For my people, I wish the essential: a plate of food on every table, hopefully, succulent and not always what they have been able to get or fight for. May we often hear that expression of the character Amado del Pino in the movie Clandestino when he says to his comrades in the middle of a hunger strike: “A little soup with bones, delicious. Mommy, throw me a bucket of stew, so there’s enough for everyone. Don’t you get muddy when you eat? Ah, anyone who doesn’t get muddy doesn’t enjoy it!
May we feel the warmth of loved ones close to us, and may the possibility of dreaming and enjoying reign instead of resignation to endurance. May creativity, instead of being a tool of resistance, become a means of celebration. May farewells give way to reunions, and may we finally see the promised horizon.

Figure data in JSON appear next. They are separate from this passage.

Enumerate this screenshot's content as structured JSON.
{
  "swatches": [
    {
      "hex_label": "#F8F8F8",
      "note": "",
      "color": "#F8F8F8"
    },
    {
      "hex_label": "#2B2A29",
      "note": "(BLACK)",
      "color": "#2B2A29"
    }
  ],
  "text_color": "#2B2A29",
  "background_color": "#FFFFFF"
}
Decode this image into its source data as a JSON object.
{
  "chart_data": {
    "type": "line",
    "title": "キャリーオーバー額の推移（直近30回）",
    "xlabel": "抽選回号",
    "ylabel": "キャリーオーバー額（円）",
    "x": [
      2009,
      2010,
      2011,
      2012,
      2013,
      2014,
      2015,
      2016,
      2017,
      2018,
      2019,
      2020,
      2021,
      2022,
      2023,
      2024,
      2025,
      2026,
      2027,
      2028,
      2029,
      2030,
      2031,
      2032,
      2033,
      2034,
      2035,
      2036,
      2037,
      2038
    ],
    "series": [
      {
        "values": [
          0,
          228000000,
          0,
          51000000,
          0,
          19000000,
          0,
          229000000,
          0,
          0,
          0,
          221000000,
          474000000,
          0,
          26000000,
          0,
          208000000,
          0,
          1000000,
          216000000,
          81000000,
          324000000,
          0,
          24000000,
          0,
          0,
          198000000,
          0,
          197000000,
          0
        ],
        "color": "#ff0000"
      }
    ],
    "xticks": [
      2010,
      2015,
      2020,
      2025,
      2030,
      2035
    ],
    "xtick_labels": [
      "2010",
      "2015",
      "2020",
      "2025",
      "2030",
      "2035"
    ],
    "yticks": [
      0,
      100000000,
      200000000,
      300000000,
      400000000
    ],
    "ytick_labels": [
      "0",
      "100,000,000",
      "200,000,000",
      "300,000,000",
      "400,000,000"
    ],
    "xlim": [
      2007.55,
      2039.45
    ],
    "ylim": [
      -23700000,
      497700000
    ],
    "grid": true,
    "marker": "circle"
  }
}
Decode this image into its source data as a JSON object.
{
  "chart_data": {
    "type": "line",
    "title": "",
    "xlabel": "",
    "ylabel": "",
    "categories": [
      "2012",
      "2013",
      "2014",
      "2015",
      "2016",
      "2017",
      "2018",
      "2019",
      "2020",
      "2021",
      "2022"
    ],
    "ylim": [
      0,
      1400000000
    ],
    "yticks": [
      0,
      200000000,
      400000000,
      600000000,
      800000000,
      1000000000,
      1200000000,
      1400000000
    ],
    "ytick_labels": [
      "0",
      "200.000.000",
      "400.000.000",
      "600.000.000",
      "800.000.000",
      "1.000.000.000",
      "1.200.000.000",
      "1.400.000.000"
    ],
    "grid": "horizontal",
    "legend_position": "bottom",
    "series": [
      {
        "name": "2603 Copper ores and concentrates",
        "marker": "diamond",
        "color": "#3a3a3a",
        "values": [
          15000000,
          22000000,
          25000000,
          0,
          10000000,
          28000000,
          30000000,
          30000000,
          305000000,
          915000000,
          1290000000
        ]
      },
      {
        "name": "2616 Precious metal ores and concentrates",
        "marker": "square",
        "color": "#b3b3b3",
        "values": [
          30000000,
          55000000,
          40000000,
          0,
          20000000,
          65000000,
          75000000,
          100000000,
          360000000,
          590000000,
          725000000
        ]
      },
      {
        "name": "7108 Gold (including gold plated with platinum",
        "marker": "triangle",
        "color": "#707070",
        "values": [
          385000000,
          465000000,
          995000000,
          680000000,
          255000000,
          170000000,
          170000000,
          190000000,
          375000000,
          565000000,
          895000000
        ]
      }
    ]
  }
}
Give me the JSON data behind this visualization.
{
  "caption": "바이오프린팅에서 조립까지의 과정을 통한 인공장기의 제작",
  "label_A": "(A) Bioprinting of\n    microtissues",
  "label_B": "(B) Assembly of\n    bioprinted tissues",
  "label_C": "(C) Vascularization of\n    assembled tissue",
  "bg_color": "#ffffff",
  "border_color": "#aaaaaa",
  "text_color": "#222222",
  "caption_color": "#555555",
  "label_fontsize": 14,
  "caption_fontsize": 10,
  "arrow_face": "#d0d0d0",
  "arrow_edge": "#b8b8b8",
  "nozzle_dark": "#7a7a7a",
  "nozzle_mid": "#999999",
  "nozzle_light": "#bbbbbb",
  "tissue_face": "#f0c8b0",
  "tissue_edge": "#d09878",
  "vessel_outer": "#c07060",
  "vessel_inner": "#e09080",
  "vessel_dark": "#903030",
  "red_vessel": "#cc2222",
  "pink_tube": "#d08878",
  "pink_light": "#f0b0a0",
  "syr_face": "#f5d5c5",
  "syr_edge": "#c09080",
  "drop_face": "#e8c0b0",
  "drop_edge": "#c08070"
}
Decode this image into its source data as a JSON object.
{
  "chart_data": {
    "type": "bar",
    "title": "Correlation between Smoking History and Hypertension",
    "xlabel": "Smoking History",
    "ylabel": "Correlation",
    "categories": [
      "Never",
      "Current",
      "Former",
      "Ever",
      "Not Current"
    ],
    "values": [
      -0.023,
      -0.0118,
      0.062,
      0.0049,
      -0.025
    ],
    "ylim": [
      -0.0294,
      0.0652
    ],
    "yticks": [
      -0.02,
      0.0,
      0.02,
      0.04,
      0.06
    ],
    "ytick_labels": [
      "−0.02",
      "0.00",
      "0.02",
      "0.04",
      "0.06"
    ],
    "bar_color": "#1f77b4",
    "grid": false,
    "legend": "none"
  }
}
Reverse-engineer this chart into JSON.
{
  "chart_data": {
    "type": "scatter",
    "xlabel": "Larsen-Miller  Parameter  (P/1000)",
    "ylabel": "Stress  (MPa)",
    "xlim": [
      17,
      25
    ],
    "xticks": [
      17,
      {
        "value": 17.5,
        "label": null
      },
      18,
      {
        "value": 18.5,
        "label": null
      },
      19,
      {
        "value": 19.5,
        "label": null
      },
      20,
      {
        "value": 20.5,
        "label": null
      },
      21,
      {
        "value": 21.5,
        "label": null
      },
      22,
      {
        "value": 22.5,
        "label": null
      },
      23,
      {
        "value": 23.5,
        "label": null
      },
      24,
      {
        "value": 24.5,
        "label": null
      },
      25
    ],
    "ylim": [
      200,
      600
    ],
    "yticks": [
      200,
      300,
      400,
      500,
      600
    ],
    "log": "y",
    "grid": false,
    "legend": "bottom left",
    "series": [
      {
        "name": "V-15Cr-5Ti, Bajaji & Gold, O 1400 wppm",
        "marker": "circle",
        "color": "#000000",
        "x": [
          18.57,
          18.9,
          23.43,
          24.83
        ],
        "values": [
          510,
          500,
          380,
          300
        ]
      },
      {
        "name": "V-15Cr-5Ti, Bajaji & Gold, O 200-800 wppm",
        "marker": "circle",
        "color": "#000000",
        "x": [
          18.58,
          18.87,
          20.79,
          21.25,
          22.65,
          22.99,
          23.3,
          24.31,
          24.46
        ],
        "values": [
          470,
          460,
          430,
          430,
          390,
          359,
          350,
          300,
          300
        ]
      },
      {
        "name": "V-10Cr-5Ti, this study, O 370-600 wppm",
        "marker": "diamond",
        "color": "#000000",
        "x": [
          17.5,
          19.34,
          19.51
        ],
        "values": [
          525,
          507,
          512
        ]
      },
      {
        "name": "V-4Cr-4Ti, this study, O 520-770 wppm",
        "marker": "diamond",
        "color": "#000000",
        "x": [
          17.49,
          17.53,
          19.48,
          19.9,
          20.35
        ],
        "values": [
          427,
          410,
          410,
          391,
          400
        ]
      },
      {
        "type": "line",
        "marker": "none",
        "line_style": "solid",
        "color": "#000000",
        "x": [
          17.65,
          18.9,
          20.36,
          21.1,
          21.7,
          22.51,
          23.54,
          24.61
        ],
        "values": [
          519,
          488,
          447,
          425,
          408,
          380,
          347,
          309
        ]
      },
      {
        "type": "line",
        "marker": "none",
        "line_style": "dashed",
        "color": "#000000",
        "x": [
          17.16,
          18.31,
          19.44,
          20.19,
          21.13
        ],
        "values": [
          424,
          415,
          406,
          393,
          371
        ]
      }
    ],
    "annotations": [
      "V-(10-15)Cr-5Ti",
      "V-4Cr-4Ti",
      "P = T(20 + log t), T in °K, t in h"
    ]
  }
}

If time, as Reina María Rodríguez suggests, reverses itself and allows us to exist, perhaps it can be a resource for rediscovering ourselves. Perhaps we can learn from the past without repeating its mistakes and move forward with the wisdom born from the scars. This is the wish that I dare to share: that 2025 may be, at last, the year where the bridge not only connects but also elevates; where time not only returns but also propels. Where there is no need to resist but to enjoy. May we find ourselves in 2025 with a kinder landscape, where life is full, dignified and good.